Horus wurde erwachsen, hatte zu kämpfen gelernt und forderte seinen Onkel Seth, den Mörder seines Vaters, heraus. In einem erbitterten, jedoch unentschieden endenden Kampf verlor Horus sein Auge und Seth seine Hoden. Die Göttergemeinschaft trat auf das Schlachtfeld, nahm sich des Auges an und heilte es. Danach gab sie Horus das Geheilte (udjat) zurück. In einem Beschluss der Götter wurde Horus die Herrschaft über das fruchtbare Land übertragen, während Seth in die unfruchtbare Wüste verbannt wurde, über die er gebieten konnte. So trat Horus schließlich das Erbe seines Vaters an.
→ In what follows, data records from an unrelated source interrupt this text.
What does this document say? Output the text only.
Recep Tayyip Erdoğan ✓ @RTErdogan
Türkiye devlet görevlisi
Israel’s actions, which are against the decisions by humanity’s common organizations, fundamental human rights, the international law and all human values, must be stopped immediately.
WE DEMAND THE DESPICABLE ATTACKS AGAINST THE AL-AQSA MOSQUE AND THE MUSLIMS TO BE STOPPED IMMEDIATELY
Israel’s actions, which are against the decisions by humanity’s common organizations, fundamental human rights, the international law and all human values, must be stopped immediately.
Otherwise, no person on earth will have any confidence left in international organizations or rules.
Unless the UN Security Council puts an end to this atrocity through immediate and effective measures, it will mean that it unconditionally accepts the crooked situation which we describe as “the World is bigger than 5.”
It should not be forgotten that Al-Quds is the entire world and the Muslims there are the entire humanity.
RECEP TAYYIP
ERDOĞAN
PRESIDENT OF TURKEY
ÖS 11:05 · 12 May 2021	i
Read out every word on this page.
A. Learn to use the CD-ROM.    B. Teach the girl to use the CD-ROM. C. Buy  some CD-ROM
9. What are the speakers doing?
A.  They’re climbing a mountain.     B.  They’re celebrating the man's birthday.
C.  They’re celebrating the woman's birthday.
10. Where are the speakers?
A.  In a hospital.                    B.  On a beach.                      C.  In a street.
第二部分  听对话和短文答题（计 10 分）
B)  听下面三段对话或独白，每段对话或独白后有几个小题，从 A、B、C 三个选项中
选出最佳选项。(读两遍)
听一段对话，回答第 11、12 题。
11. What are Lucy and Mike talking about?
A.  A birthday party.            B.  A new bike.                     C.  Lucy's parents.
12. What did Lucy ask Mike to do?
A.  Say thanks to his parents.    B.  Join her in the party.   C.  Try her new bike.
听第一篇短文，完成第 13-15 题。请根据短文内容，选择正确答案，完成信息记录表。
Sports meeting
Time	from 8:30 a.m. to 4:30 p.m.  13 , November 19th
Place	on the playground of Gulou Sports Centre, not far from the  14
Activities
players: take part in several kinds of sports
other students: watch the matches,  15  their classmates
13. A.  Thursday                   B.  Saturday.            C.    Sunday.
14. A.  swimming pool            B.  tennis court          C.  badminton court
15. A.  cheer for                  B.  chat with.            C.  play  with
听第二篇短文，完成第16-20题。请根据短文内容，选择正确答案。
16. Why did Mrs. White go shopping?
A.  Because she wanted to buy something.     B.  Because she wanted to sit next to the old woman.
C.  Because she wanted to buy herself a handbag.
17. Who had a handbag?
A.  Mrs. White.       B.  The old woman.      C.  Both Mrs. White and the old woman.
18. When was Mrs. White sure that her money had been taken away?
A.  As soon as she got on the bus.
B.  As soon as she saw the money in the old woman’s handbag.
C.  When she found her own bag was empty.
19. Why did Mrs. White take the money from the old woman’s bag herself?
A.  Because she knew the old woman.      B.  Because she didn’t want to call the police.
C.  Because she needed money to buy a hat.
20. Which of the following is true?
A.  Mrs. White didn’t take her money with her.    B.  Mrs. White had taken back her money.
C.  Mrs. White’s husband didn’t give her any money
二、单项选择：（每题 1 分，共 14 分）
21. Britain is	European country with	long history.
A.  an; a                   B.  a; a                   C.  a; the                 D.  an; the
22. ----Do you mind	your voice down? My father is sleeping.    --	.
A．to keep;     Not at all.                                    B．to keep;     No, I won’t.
Hier beginnt die Geschichte, denn der falkenköpfig oder ganz als Falke erscheinende Gott Horus nahm seit Anbeginn der Zeit in jedem Herrscher Ägyptens Gestalt an und das Land, über das er herrschte,
… WAR ÄGYPTEN.∗
∗ Diese Zusammenfassung folgt im Wesentlichen den Darstellungen des Plutarch (etwa bei Chr. Froidefond [Hrsg.] Plutarque – Œuvres morales V/2, Paris 1988). Sie soll dazu dienen, sich in die Vorstellungswelt der alten Ägypter einzufühlen und beschränkt sich darauf, einen Überblick zu geben ohne in theologische Spitzfindigkeiten abzugleiten; dies nur als Hinweis auf die Anmerkung von J. F. Quack, in: JAOS 126/2, 2006, 262f.